The pod running wiki.js is not able to establish a connection with my Postgres DB. It always mentions the pg_hba.conf after the 10th retry.
I already tested if I had made a mistake setting up the network but it worked fine using a pgAdmin4 WebClient deployment. The pgAdmin4 deployment used the exact same infrastructure, I just changed the image and added 3 env vars.
So it is probably no networking stuff. Otherwise the wiki.js deployment couldn't reach the database to tell me about the pg_hba.conf. Does anyone know what I could do to solve the issue?

Greetings,
1stNox

[6XGate]

You must enable SSL, but wiki.js doesn't support providing a CA bundle to the driver.

[LuccaPrado]

If by any reason you got here looking for the answer:
You need to download the pem based on this page by aws

then on config.yml you need to adjust with this under db:

sslOptions:
  auto: false
  ca: pathToYour.pem

[jvmatl]

So, in case this is useful to anybody. I, too, got blocked here for a while:

I'm running wiki.js in a docker container under docker compose (I know, don't judge) on an EC2 instance and could not get wiki.js to authenticate to my PostgreSQL database running in AWS RDS.
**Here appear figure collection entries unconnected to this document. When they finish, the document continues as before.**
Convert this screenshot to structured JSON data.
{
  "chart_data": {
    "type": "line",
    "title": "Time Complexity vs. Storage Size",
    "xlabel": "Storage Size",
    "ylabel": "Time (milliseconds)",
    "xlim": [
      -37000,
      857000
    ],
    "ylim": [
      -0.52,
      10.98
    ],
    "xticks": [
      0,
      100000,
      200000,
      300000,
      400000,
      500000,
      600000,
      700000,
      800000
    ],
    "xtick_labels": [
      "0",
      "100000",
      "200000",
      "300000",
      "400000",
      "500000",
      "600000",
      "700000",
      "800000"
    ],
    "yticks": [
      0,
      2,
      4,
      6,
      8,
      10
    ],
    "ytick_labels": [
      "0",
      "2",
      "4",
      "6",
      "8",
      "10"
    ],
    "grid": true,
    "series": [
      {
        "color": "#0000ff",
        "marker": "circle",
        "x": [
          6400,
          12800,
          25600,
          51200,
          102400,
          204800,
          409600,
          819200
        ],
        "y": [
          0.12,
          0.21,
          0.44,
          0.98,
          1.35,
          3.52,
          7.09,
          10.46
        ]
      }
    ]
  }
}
Eventually, I determined the problem was

1. RDS Postgresql is configured by default to require SSL (TLS)
   • Supposedly, this can be changed: you can modify rds.force_ssl in the RDS "Database Parameter Group" and set it false.
   • for what it's worth, changing this did not change anything for me
2. Wiki.js, by default, tries to connect to postgres via TLS
3. AWS uses their own CA to sign the RDS TLS certs, and wiki.js doesn't trust that CA, so the connection fails because it can't prove the psql server is legit.
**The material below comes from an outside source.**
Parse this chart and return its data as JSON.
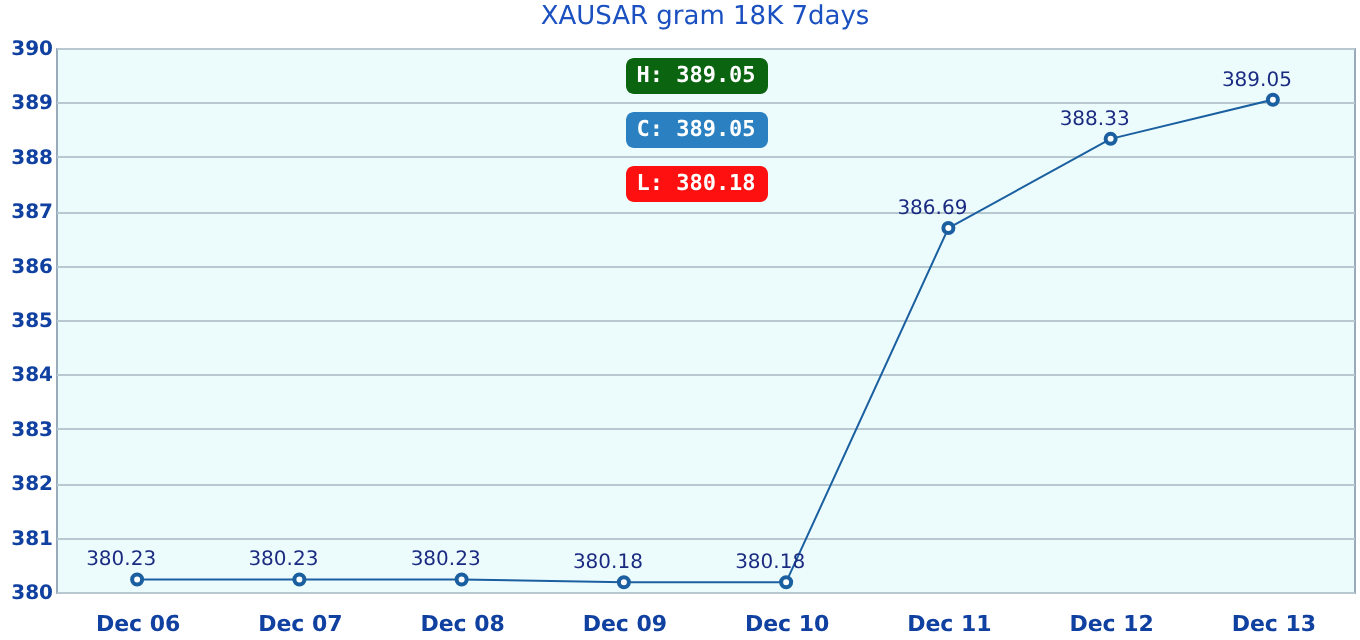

Lucca (Above) is correct - the "right" fix is to get wiki.js (specifically, the postgres driver it's using) to use the amazon ca.pem file to authenticate the remote server. I tried every magic trick I could think of, but could not get this to work inside the stock docker container - I could mount the pem file and make it visible inside the container, but I don't know what combination of environment variables and black magic would make it actually look at the file.

So, my plan B was to configure the postgres driver to require, but not validate, the TLS session to postgres. The solution came down to setting this environment variable in the docker container: PGSSLMODE="require" -- with this flag, wiki.js was able to connect to my RDS server via TLS, but it did not complain about the certificate. Maybe this will help you. (side note: https://www.postgresql.org/docs/current/libpq-envars.html )
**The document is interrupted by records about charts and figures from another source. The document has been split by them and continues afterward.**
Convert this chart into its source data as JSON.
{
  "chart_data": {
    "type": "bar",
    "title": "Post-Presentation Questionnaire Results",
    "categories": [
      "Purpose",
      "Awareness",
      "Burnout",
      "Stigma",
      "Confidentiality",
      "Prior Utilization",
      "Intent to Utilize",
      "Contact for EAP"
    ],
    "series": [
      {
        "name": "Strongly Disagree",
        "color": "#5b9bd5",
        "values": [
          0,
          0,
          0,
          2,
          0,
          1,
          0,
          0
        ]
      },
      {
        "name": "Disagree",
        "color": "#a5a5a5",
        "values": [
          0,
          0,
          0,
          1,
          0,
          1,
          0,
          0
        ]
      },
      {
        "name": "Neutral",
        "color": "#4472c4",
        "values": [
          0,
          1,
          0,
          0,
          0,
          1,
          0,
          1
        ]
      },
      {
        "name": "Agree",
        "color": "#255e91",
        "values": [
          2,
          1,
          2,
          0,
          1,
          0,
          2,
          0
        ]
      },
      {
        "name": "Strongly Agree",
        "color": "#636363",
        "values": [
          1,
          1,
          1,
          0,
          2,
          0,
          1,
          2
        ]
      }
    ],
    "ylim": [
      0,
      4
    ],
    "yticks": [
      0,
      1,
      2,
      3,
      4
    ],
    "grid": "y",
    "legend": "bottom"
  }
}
HOWEVER: Make sure you understand the risks. By setting PGSSLMODE to "require", you are instructing the postgres driver to get an encrypted connection to something that is probably your postgres server, but could be a man-in-the middle that is hijacking your traffic. In my case, the low value of what was being stored, combined with the fact that both server and RDS were running in the same VPC, so a MiTM attack would require penetrating AWS's VPC security, was IMO secure enough that I decided the cost/benefit tradeoff was worth it. If your wiki has, I dunno, confidential medical data or valuable financial data, or Taylor Swift's phone number, you might make another call.